Canadian sports fans, and those in the Northeast U.S., can breathe a little easier. According to an interactive map available on ESPN.com, most venues scored well with fewer than 10 percent of vendors with violations.
But Floridians, in addition to those unlucky Rays fans, might want to consider sneaking in their own snacks – all eight venues surveyed had violations among at least 60 percent of their vendors.
Most of the critical and major violations unearthed by health inspectors involved food being stored at improper temperatures and questionable hygiene among food handlers. But some venues experienced rodent and insect problems, with mouse feces –and in one case, mice both dead and alive – found in some locations. Cockroaches were found hunkered down in others.
And it’s not just the occasional cold hot dog or warm sushi sold to the proletariat that’s suspect. Sometimes it’s the high-end booze in the bars. Fruit flies were found floating in a bottle of Chivas Regal at one stadium, while “coffin flies” had invaded a bottle of cognac at another.
“In one of [a Pittsburgh] arena’s higher-end clubs, inspectors found a live cockroach on top of a soda dispenser holster behind the bar,” the report said.

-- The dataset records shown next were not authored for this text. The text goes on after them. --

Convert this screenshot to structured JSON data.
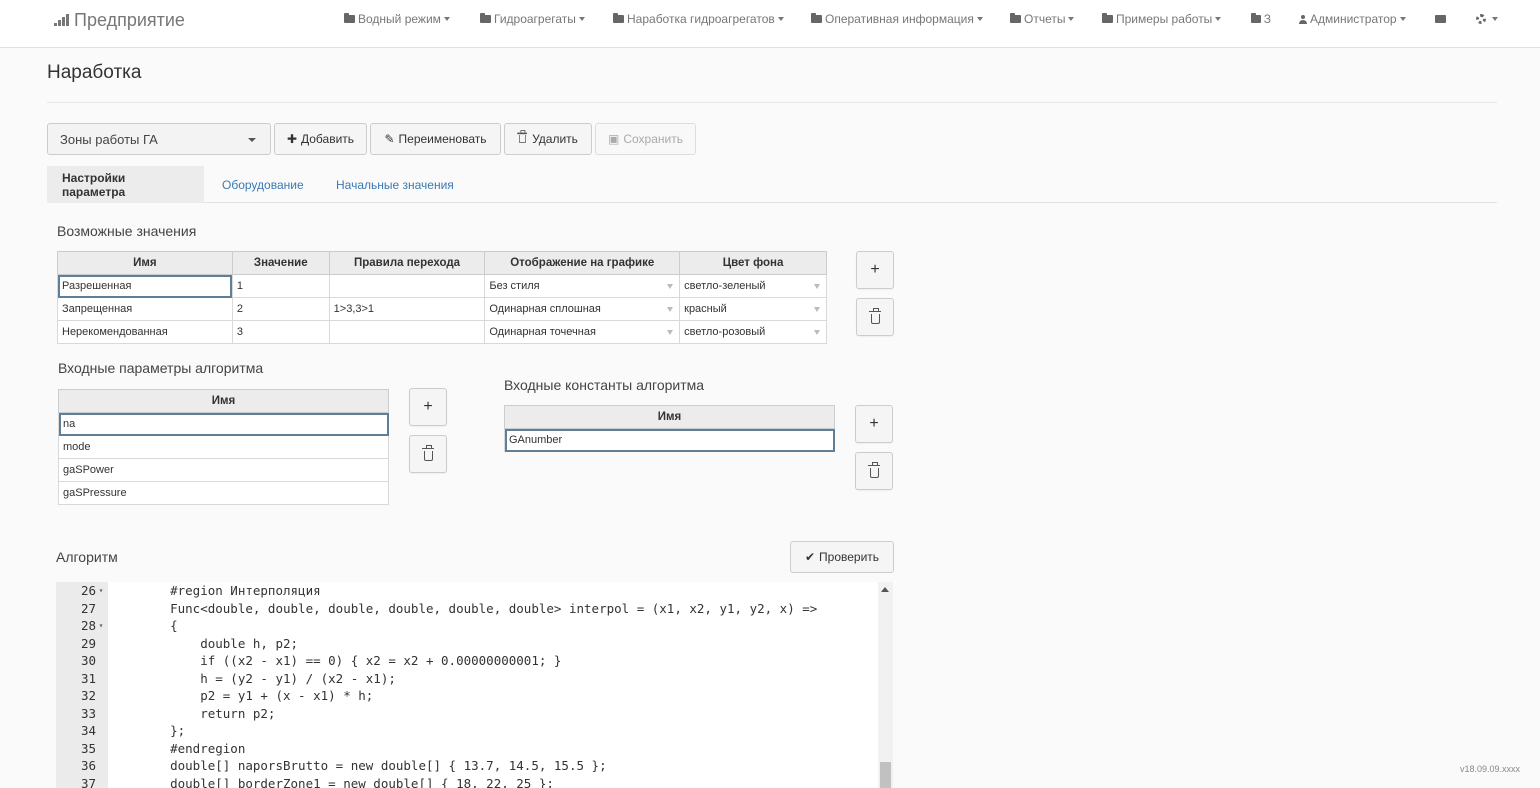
{
  "navbar": {
    "brand": "Предприятие",
    "items": [
      {
        "label": "Водный режим"
      },
      {
        "label": "Гидроагрегаты"
      },
      {
        "label": "Наработка гидроагрегатов"
      },
      {
        "label": "Оперативная информация"
      },
      {
        "label": "Отчеты"
      },
      {
        "label": "Примеры работы"
      },
      {
        "label": "З"
      },
      {
        "label": "Администратор"
      }
    ]
  },
  "page": {
    "title": "Наработка",
    "selector_value": "Зоны работы ГА",
    "buttons": {
      "add": "Добавить",
      "rename": "Переименовать",
      "delete": "Удалить",
      "save": "Сохранить"
    },
    "tabs": [
      "Настройки параметра",
      "Оборудование",
      "Начальные значения"
    ]
  },
  "possible_values": {
    "title": "Возможные значения",
    "headers": [
      "Имя",
      "Значение",
      "Правила перехода",
      "Отображение на графике",
      "Цвет фона"
    ],
    "rows": [
      [
        "Разрешенная",
        "1",
        "",
        "Без стиля",
        "светло-зеленый"
      ],
      [
        "Запрещенная",
        "2",
        "1>3,3>1",
        "Одинарная сплошная",
        "красный"
      ],
      [
        "Нерекомендованная",
        "3",
        "",
        "Одинарная точечная",
        "светло-розовый"
      ]
    ]
  },
  "input_params": {
    "title": "Входные параметры алгоритма",
    "header": "Имя",
    "rows": [
      "na",
      "mode",
      "gaSPower",
      "gaSPressure"
    ]
  },
  "input_consts": {
    "title": "Входные константы алгоритма",
    "header": "Имя",
    "rows": [
      "GAnumber"
    ]
  },
  "algorithm": {
    "title": "Алгоритм",
    "check_button": "Проверить",
    "lines": [
      {
        "n": "26",
        "fold": true
      },
      {
        "n": "27",
        "fold": false
      },
      {
        "n": "28",
        "fold": true
      },
      {
        "n": "29",
        "fold": false
      },
      {
        "n": "30",
        "fold": false
      },
      {
        "n": "31",
        "fold": false
      },
      {
        "n": "32",
        "fold": false
      },
      {
        "n": "33",
        "fold": false
      },
      {
        "n": "34",
        "fold": false
      },
      {
        "n": "35",
        "fold": false
      },
      {
        "n": "36",
        "fold": false
      },
      {
        "n": "37",
        "fold": false
      }
    ],
    "code": [
      "    #region Интерполяция",
      "    Func<double, double, double, double, double, double> interpol = (x1, x2, y1, y2, x) =>",
      "    {",
      "        double h, p2;",
      "        if ((x2 - x1) == 0) { x2 = x2 + 0.00000000001; }",
      "        h = (y2 - y1) / (x2 - x1);",
      "        p2 = y1 + (x - x1) * h;",
      "        return p2;",
      "    };",
      "    #endregion",
      "    double[] naporsBrutto = new double[] { 13.7, 14.5, 15.5 };",
      "    double[] borderZone1 = new double[] { 18, 22, 25 };"
    ]
  },
  "version": "v18.09.09.xxxx"
}
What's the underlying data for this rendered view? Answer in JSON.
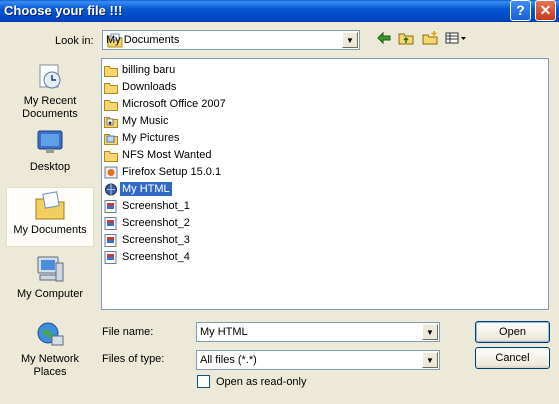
{
  "window": {
    "title": "Choose your file !!!",
    "help_glyph": "?",
    "close_glyph": "✕"
  },
  "toolbar": {
    "lookin_label": "Look in:",
    "lookin_value": "My Documents",
    "back_icon": "back-arrow-icon",
    "up_icon": "up-folder-icon",
    "newfolder_icon": "new-folder-icon",
    "views_icon": "views-menu-icon"
  },
  "places": [
    {
      "label": "My Recent Documents",
      "icon": "recent-documents-icon"
    },
    {
      "label": "Desktop",
      "icon": "desktop-icon"
    },
    {
      "label": "My Documents",
      "icon": "my-documents-icon",
      "selected": true
    },
    {
      "label": "My Computer",
      "icon": "my-computer-icon"
    },
    {
      "label": "My Network Places",
      "icon": "network-places-icon"
    }
  ],
  "files": [
    {
      "name": "billing baru",
      "type": "folder"
    },
    {
      "name": "Downloads",
      "type": "folder"
    },
    {
      "name": "Microsoft Office 2007",
      "type": "folder"
    },
    {
      "name": "My Music",
      "type": "music-folder"
    },
    {
      "name": "My Pictures",
      "type": "pictures-folder"
    },
    {
      "name": "NFS Most Wanted",
      "type": "folder"
    },
    {
      "name": "Firefox Setup 15.0.1",
      "type": "installer"
    },
    {
      "name": "My HTML",
      "type": "html-file",
      "selected": true
    },
    {
      "name": "Screenshot_1",
      "type": "image"
    },
    {
      "name": "Screenshot_2",
      "type": "image"
    },
    {
      "name": "Screenshot_3",
      "type": "image"
    },
    {
      "name": "Screenshot_4",
      "type": "image"
    }
  ],
  "form": {
    "filename_label": "File name:",
    "filename_value": "My HTML",
    "filetype_label": "Files of type:",
    "filetype_value": "All files (*.*)",
    "readonly_label": "Open as read-only",
    "readonly_checked": false
  },
  "buttons": {
    "open": "Open",
    "cancel": "Cancel"
  },
  "colors": {
    "titlebar": "#0054e3",
    "selection": "#316ac5",
    "dialog_bg": "#ece9d8"
  }
}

Digging through the posted reports unveils some horrific, but anecdotal, examples of clueless staff behavior (including volunteers). One inspector watched as a worker scraped food off a spatula on the edge of a trash can, then try to continue using the spatula without cleaning it. Another wiped his nose with his bare hands before digging back in to his work.

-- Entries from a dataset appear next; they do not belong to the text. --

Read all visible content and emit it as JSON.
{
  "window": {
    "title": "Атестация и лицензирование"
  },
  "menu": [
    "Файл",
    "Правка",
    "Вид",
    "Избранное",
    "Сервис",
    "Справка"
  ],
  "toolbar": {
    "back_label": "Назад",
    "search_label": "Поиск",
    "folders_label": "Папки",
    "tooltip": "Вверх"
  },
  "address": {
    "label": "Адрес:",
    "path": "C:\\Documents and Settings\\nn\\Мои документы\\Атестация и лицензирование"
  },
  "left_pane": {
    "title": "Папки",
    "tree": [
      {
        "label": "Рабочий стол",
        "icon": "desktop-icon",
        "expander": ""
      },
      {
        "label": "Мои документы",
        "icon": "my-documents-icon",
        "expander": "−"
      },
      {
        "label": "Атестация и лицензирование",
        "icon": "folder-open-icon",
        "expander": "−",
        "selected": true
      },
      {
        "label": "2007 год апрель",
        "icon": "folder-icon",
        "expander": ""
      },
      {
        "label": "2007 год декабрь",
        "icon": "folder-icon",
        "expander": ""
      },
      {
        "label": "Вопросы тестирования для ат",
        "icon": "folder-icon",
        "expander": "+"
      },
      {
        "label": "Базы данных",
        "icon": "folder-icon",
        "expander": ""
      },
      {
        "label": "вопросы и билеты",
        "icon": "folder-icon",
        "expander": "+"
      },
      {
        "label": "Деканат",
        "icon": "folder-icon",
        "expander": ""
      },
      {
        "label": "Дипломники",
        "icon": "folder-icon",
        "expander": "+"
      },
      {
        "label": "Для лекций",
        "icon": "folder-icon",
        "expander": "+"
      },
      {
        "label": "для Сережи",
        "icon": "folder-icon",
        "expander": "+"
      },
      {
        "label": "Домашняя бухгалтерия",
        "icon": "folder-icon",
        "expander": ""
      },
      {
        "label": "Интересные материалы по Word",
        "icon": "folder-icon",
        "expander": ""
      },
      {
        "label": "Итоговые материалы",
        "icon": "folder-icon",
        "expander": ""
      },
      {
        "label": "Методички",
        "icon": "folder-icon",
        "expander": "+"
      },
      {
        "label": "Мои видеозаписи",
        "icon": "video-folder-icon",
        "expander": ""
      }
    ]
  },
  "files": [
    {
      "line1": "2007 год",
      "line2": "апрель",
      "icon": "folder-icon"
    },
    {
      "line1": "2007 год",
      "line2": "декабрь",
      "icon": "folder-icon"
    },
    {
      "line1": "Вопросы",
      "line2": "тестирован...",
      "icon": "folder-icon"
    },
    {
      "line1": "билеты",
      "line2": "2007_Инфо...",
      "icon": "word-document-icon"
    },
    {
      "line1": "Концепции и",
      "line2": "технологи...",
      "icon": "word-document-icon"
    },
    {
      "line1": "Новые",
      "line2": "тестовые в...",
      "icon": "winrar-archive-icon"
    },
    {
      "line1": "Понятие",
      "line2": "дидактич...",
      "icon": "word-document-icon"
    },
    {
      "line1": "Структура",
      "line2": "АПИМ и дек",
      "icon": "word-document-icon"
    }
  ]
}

ESPN acknowledges that health inspection protocols differ widely depending upon jurisdiction. Some are conducted by a state office, others by county. The standards are not uniform across the board, though the terminology might be the same. And at least in Chicago, inspectors won’t observe conditions during actual events unless there is a complaint, according to ESPN.
“Outside the Lines” submitted its findings to Dr. Robert Buchanan, director of the University of Maryland’s Center for Food Safety and Security Systems. He’s spent the last 10 years overseeing food safety research at the U.S. Food and Drug Administration, which sets the guidelines by which most U.S. health departments conduct inspections, according to ESPN.
“That number [the 30 venues with a majority of food establishments having critical violations], based on comparisons of the data I’ve been able to find on restaurants in general, is substantially higher than I would have expected,” he told ESPN. “Certainly, if you have a high rate of facilities within a stadium coming up with critical deficiencies, that to me strikes of systemic errors in either management of the stadium or in the infrastructure of the stadium, and both of them need to be corrected.”
But anecdotal evidence alone isn’t reflective of the efforts facility managers and food vendors make in order to maintain safe standards while pushing a massive volume of F&B through the stands on game day.
“To say it’s a critical violation, it sends a pang of fear in the public’s mind that they’re not being looked out for, and that’s not the case,” Richard Andersen, chairman of the Industry Affairs Council with the International Association of Assembly Managers, told ESPN. “These are moral people. They’re trying to do the right thing. … The last thing they want to do is have something not go well.”